Q1: A clear explanation: A normal is a direction vector. The normals stored in a normal map are direction vectors derived from arbitraray points on the surface of a high resolution mesh. When you use a normal map on a low res mesh, essentially what you are doing is telling the GPU "When calculating the effect of a light on this surface, ignore the mesh's true normals and use the ones in the map instead."
Bump and displacement maps are basically the same, but they do not contain a direction vector, they contain a magnitude. Essentially when you a bump map you are telling the renderer "Use the true surface normal, but calculate the lighting as if the existing normal were displaced by the magnitude contained in the bumpmap". Displacement maps are the same as bumpmaps, they contain a magnitude, however you are correct, they are used to actually modify the existing points on the geometry. A displacement map pushes the the existing points of a mesh along it's existing normals by the magnitude stored in the displacement map.
So the difference really is that a diplacement or bump map affects the existing normals of a surface without changing their direction, where a normal map replaces the existing surface normals.
Q2: You could use a bumpmap as a normal or displacement map, because in the end they are all just textures, however it would not give you desirable results. Bumpmaps and displacement maps are fairly interchangable, a normal map is something slightly different.
Q3:A normal map again stores the normals from a high resolution surface. Basicly it works like this. You have your low resolution in game mesh and a very high resolution high detail mesh. Both meshes have similar shapes and UV sets. Their texture map layout looks the same. To create the normal map, the high res surface is sampled at the UV coordinates of every pixel in the normal map and the high res surface's XYZ surface normal is written into the RGB channels of the normal map. So the map contains the normals of the high res mesh. These normals are a direction vector used by shaders to calculate how light is reflected from the surface. As far as the shader is concerned, you are replacing the true surface normals of the low resolution mesh with the normals contained in the normal map.
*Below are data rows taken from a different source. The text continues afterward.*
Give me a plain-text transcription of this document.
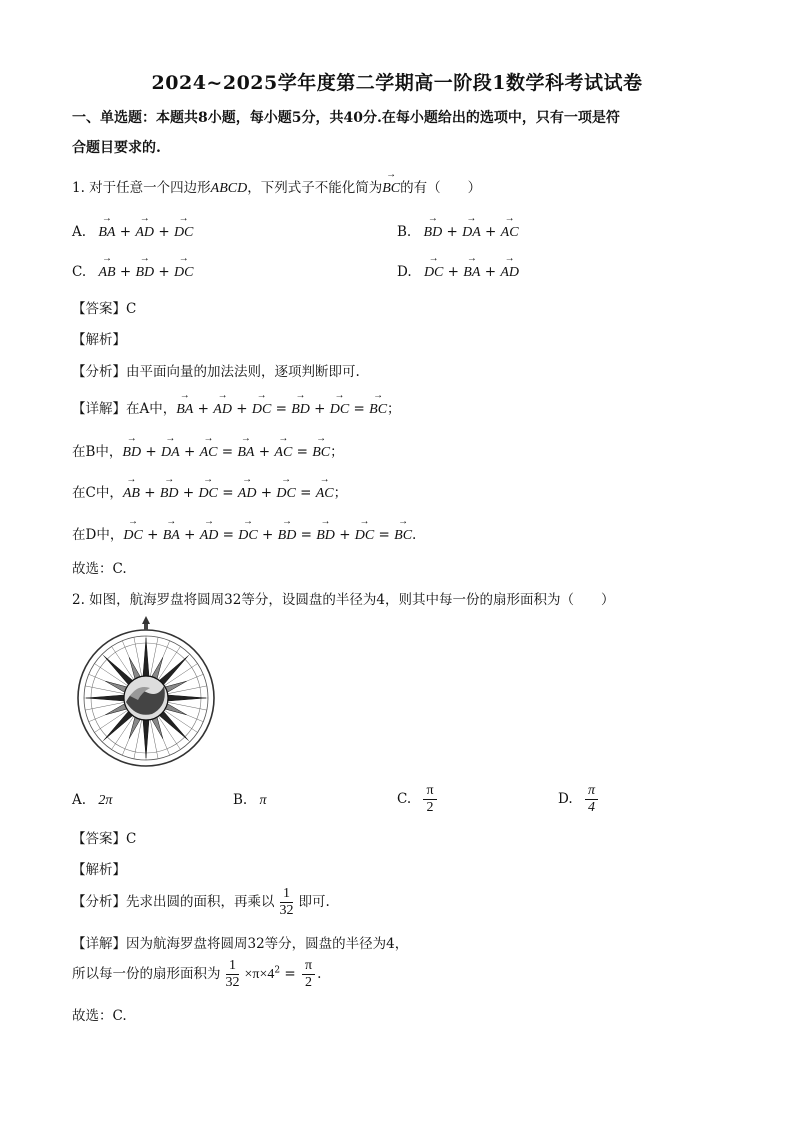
2024~2025学年度第二学期高一阶段1数学科考试试卷
一、单选题：本题共8小题，每小题5分，共40分.在每小题给出的选项中，只有一项是符
合题目要求的.
1. 对于任意一个四边形ABCD，下列式子不能化简为→ BC的有（　　）
A. → BA + → AD + → DC	B. → BD + → DA + → AC
C. → AB + → BD + → DC	D. → DC + → BA + → AD
【答案】C
【解析】
【分析】由平面向量的加法法则，逐项判断即可.
【详解】在A中，→ BA + → AD + → DC = → BD + → DC = → BC；
在B中，→ BD + → DA + → AC = → BA + → AC = → BC；
在C中，→ AB + → BD + → DC = → AD + → DC = → AC；
在D中，→ DC + → BA + → AD = → DC + → BD = → BD + → DC = → BC.
故选：C.
2. 如图，航海罗盘将圆周32等分，设圆盘的半径为4，则其中每一份的扇形面积为（　　）
A. 2π	B. π	C. $\frac{\pi}{2}$	D. $\frac{\pi}{4}$
【答案】C
【解析】
【分析】先求出圆的面积，再乘以 $\frac{1}{32}$ 即可.
【详解】因为航海罗盘将圆周32等分，圆盘的半径为4，
所以每一份的扇形面积为 $\frac{1}{32} \times\pi\times 4^2 = \frac{\pi}{2}$ .
故选：C.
Binormals and tangents are a bit more difficult to explain, but in general you can think of the bi-normal, tangent and normal vectors as axis' which make up a little 3D coordinate system for any arbitrary point on a surface. As a simple example, the normal is perpendicular to the surface, the tangent is perpendicular to the normal, and the binormal is perpendicualr to both the normal and the tangent. A simple way to visualize it is as a 3D coordinate system Normal is the Y axis, Tangent is the X axis and binormal is the Z axis.